International Journal of Thermofluids (Nov 2022)
MHD influence on convective heat transfer in a semi-circular cavity using nonhomogeneous nanofluid model
Abstract
Abatract: A transient free convective heat transfer in a semicircular vicinity occupied with distinct nanofluids has been examined numerically with a periodic magnetic field. The bottom surface of the cavity is heated non-uniformly as parabolic shape whereas the circular surface is kept at constant cold temperature. In the numerical simulation, ZnO, Fe3O4, Co, Al2O3, and Ag have been used as nanoparticles and water and kerosene as the base fluid to investigate the flow regimes and thermal fields developed inside the computed vicinity. Effects of various governing parameters are revealed with depictions of isotherms, streamlines and iso-concentrations.
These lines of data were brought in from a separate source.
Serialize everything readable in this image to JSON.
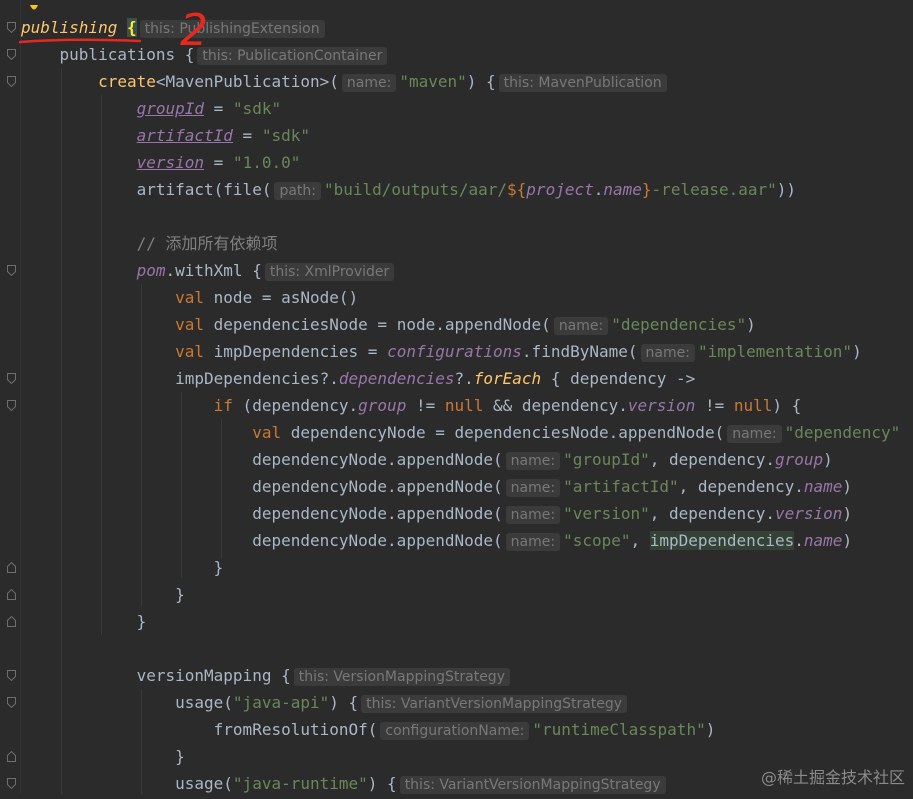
{
  "colors": {
    "background": "#2b2b2b",
    "keyword": "#cc7832",
    "string": "#6a8759",
    "property": "#9876aa",
    "function": "#ffc66d",
    "plain": "#a9b7c6",
    "hint": "#787878",
    "annotation": "#e6281e"
  },
  "icons": {
    "intention": "lightbulb-icon",
    "fold": "fold-marker-icon"
  },
  "annotation": {
    "digit": "2"
  },
  "code": {
    "l1": {
      "kw": "publishing",
      "brace": "{",
      "hint": "this: PublishingExtension"
    },
    "l2": {
      "text": "publications {",
      "hint": "this: PublicationContainer"
    },
    "l3": {
      "fn": "create",
      "type": "<MavenPublication>(",
      "hint": "name:",
      "str": "\"maven\"",
      "close": ") {",
      "hint2": "this: MavenPublication"
    },
    "l4": {
      "prop": "groupId",
      "eq": " = ",
      "str": "\"sdk\""
    },
    "l5": {
      "prop": "artifactId",
      "eq": " = ",
      "str": "\"sdk\""
    },
    "l6": {
      "prop": "version",
      "eq": " = ",
      "str": "\"1.0.0\""
    },
    "l7": {
      "pre": "artifact(file(",
      "hint": "path:",
      "s1": "\"build/outputs/aar/",
      "tpl_open": "${",
      "p1": "project",
      "dot": ".",
      "p2": "name",
      "tpl_close": "}",
      "s2": "-release.aar\"",
      "close": "))"
    },
    "l8": {},
    "l9": {
      "comment": "// 添加所有依赖项"
    },
    "l10": {
      "p": "pom",
      "rest": ".withXml {",
      "hint": "this: XmlProvider"
    },
    "l11": {
      "kw": "val",
      "rest": " node = asNode()"
    },
    "l12": {
      "kw": "val",
      "rest": " dependenciesNode = node.appendNode(",
      "hint": "name:",
      "str": "\"dependencies\"",
      "close": ")"
    },
    "l13": {
      "kw": "val",
      "rest": " impDependencies = ",
      "p": "configurations",
      "rest2": ".findByName(",
      "hint": "name:",
      "str": "\"implementation\"",
      "close": ")"
    },
    "l14": {
      "pre": "impDependencies?.",
      "p": "dependencies",
      "mid": "?.",
      "ext": "forEach",
      "rest": " { dependency ->"
    },
    "l15": {
      "kw": "if",
      "a": " (dependency.",
      "p1": "group",
      "b": " != ",
      "n1": "null",
      "c": " && dependency.",
      "p2": "version",
      "d": " != ",
      "n2": "null",
      "e": ") {"
    },
    "l16": {
      "kw": "val",
      "rest": " dependencyNode = dependenciesNode.appendNode(",
      "hint": "name:",
      "str": "\"dependency\""
    },
    "l17": {
      "pre": "dependencyNode.appendNode(",
      "hint": "name:",
      "str": "\"groupId\"",
      "mid": ", dependency.",
      "p": "group",
      "close": ")"
    },
    "l18": {
      "pre": "dependencyNode.appendNode(",
      "hint": "name:",
      "str": "\"artifactId\"",
      "mid": ", dependency.",
      "p": "name",
      "close": ")"
    },
    "l19": {
      "pre": "dependencyNode.appendNode(",
      "hint": "name:",
      "str": "\"version\"",
      "mid": ", dependency.",
      "p": "version",
      "close": ")"
    },
    "l20": {
      "pre": "dependencyNode.appendNode(",
      "hint": "name:",
      "str": "\"scope\"",
      "mid": ", ",
      "v": "impDependencies",
      "dot": ".",
      "p": "name",
      "close": ")"
    },
    "l21": {
      "text": "}"
    },
    "l22": {
      "text": "}"
    },
    "l23": {
      "text": "}"
    },
    "l24": {},
    "l25": {
      "text": "versionMapping {",
      "hint": "this: VersionMappingStrategy"
    },
    "l26": {
      "pre": "usage(",
      "str": "\"java-api\"",
      "close": ") {",
      "hint": "this: VariantVersionMappingStrategy"
    },
    "l27": {
      "pre": "fromResolutionOf(",
      "hint": "configurationName:",
      "str": "\"runtimeClasspath\"",
      "close": ")"
    },
    "l28": {
      "text": "}"
    },
    "l29": {
      "pre": "usage(",
      "str": "\"java-runtime\"",
      "close": ") {",
      "hint": "this: VariantVersionMappingStrategy"
    }
  },
  "watermark": "@稀土掘金技术社区"
}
The results show that there is found less computational time to reach a steady-state solution for a higher Rayleigh number and the effects of the periodic magnetic field magnifies the strength of the vortices turning in the cavity. The average heat transfer rate at the bottom surface is uppermost for cobalt-kerosene nanofluid compared to other nine sorts of nanofluids. The results also reveal that the periodic magnetic field as well as the Brownian motion have substantial impacts on the heat transfer rate.